In January 2014 contracts were awarded with at least four "tier one" players getting NZ$30,000, at least four "tier two" players getting NZ$25,000 and the remaining contracted players NZ$15,000 to NZ$20,000. The 19 contacted players were Shakira Baker, Michaela Blyde, Kelly Brazier, Gayle Broughton, Sarah Hirini, Vaine Greig, Honey Hireme, Carla Hohepa, Hayley Hutana, Linda Itunu, Shiray Kika, Kayla McAlister, Huriana Manuel, Tyla Nathan-Wong, Alexis Tapsell, Hazel Tubic, Ruby Tui, Selica Winiata and Portia Woodman. While the amounts were not sufficient to allow a full-time commitment, the contracts allowed players the option to work and train part-time. As a result, most of the players had to take paid jobs, which they had to balance with training, overseas travel and often family commitments.

By 2014 the squad still under the overall direction of head coach Sean Horan had consolidated around two hubs, one at Auckland under Allan Bunting and the other at Mount Maunganui under Cory Sweeney. A few players were located in the Waikato.

Returning to the series following the Christmas break the team won in Atlanta on 15–16 February 2014, followed by a runner up in São Paulo before the squad won in Guangzhou.

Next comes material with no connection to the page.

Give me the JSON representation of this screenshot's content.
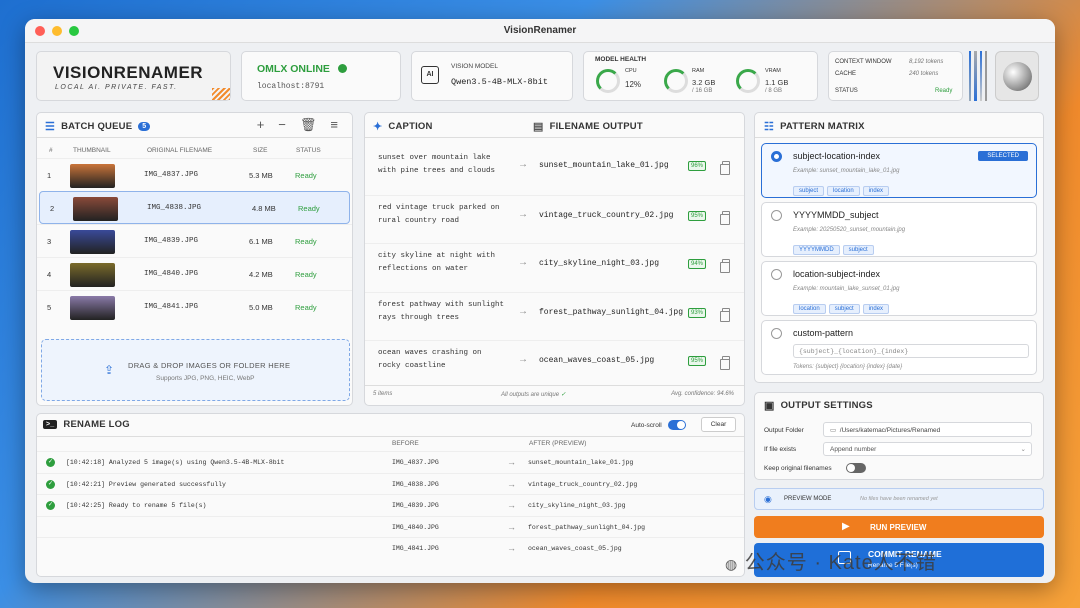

The season came down to the wire at the last tournament which was held at Amsterdam on 16–17 May 2014, as New Zealand was only two points ahead of Australia going into it. The team was strengthened by the inclusion of Kelly Brazier for the first time this season following her recovery from a hip issue. As Baker, Greig, Tubic and Tui were unavailable due to injury and Honey Hireme is absent for family reasons Chelsea Simple (nee Alley) made her debut for the team. The full team consisted of Kelly Brazier, Gayle Broughton, Sarah Hirini, Carla Hohepa, Linda Itunu, Kayla McAlister, Huriana Manuel, Tyla Nathan-Wong, Chelsea Semple, Jordon Webber, Katarina Whata-Simpkins, Portia Woodman with Shiray Kaka the travelling reserve to provide cover for Broughton if she was unable to recover from a hamstring issue in time. After defeating Russia 36-0 in the quarter-finals, and England 26-10 in the semi-final New Zealand won the tournament after defeating Australia 29-12 in the final and secured the series win ending it with 96 points, four ahead of Australia.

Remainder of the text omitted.